Nobody wants to talk about LTC.  Loosing your memory, becoming incapacitated,  giving up driving – ugh!  Lets hope it never comes to that, except that the Health and Human Services Department of the US government says 70% of us will need some LTC.

Ah, you’ve got $500,000 saved, you can cover it yourself, right?  Today, nursing home annual bills see $100,000 in the rear view mirror.  Assisted living in many cases is $60,000 a year and that is only the median bill, dementia care is much more.

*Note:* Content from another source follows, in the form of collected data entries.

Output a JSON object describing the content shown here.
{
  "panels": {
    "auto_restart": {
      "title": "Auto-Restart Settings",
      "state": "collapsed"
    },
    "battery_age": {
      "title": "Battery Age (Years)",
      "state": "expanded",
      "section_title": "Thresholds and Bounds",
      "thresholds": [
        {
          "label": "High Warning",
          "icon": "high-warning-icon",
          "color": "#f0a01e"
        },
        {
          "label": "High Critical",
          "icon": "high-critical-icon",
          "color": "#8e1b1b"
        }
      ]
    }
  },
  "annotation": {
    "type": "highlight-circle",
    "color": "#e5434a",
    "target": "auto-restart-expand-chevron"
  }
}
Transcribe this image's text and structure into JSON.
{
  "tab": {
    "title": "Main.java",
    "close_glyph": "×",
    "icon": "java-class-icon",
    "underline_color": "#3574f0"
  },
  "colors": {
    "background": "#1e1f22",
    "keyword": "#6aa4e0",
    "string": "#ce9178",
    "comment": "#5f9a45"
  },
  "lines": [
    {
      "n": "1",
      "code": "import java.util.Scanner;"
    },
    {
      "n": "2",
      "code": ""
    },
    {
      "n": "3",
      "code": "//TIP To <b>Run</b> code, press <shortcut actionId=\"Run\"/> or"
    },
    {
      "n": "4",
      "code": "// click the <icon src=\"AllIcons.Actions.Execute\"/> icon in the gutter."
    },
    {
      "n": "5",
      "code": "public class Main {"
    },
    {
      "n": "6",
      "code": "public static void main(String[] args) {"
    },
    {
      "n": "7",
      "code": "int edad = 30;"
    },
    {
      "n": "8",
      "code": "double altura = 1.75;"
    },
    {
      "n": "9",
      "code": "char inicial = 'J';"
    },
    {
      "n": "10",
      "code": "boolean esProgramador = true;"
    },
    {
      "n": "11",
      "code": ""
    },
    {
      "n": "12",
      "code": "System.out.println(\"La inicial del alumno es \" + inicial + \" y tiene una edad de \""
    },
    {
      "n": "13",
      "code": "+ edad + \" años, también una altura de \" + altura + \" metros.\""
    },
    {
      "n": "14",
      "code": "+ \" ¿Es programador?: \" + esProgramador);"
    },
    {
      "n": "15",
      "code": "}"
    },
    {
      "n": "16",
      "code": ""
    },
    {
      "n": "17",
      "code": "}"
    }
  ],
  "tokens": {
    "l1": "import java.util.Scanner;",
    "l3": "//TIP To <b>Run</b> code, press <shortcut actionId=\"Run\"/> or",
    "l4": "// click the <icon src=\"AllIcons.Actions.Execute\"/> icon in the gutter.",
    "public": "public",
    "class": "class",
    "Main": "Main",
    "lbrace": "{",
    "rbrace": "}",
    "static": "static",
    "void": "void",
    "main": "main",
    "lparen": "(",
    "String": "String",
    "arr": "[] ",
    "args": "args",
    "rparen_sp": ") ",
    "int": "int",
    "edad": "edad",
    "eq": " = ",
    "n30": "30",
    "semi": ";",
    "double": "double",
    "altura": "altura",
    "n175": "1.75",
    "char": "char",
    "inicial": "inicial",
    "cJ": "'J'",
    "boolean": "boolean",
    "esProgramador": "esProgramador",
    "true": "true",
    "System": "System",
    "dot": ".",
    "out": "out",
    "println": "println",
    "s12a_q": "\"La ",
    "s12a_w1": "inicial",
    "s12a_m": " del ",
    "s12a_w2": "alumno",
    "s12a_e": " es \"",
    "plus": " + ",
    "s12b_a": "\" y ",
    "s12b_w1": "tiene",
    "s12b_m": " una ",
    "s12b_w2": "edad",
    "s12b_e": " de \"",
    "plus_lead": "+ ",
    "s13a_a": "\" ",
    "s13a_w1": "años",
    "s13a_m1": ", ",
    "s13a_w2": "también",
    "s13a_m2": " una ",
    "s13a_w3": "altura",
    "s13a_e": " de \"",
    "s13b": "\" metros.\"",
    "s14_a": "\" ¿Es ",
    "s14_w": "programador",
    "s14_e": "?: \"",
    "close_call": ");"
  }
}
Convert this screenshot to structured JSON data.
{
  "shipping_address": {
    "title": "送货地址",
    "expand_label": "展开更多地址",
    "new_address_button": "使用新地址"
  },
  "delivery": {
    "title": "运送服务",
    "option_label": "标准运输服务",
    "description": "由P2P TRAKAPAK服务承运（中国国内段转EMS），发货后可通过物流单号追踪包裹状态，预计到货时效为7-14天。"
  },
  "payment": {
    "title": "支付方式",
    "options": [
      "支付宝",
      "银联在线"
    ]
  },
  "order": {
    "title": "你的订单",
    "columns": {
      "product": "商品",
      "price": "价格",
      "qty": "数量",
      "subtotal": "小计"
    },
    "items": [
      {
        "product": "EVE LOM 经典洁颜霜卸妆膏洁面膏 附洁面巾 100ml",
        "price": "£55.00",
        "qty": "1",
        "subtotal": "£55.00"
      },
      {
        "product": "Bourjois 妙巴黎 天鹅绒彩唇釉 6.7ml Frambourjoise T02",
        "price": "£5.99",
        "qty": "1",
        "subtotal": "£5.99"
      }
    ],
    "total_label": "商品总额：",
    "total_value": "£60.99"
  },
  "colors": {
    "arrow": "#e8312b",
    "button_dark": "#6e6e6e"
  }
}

If you recall the income tax deductions you got for putting money into the IRA, you might remember that withdrawals trigger the income tax now.  How much must you withdraw from an IRA so that you have $60,000 to spend after income taxes at the new “rich guy” tax bracket you just graduated into?

Surely you don’t want to leave your spouse with nothing if you need care first.  You might even have plans for some of the funds left over at death to benefit the grandchildren.

You could consider moving in with your children when care is needed.  I said consider, as their lives are way too busy to be able to provide the care you need.

I realize your financial planner is mainly focused on growing your investments.  That is his/her specialty.  My specialty is financing LTC, and I’ve been doing nothing else for 22 years now.  There are many strategies to do this, but the options available to healthy people in their fifties are the least expensive by a wide margin.

Have you considered investigating what you can do about this problem that 70% of us will face?  Or are you certain you will be in the 30% who never have to worry about it?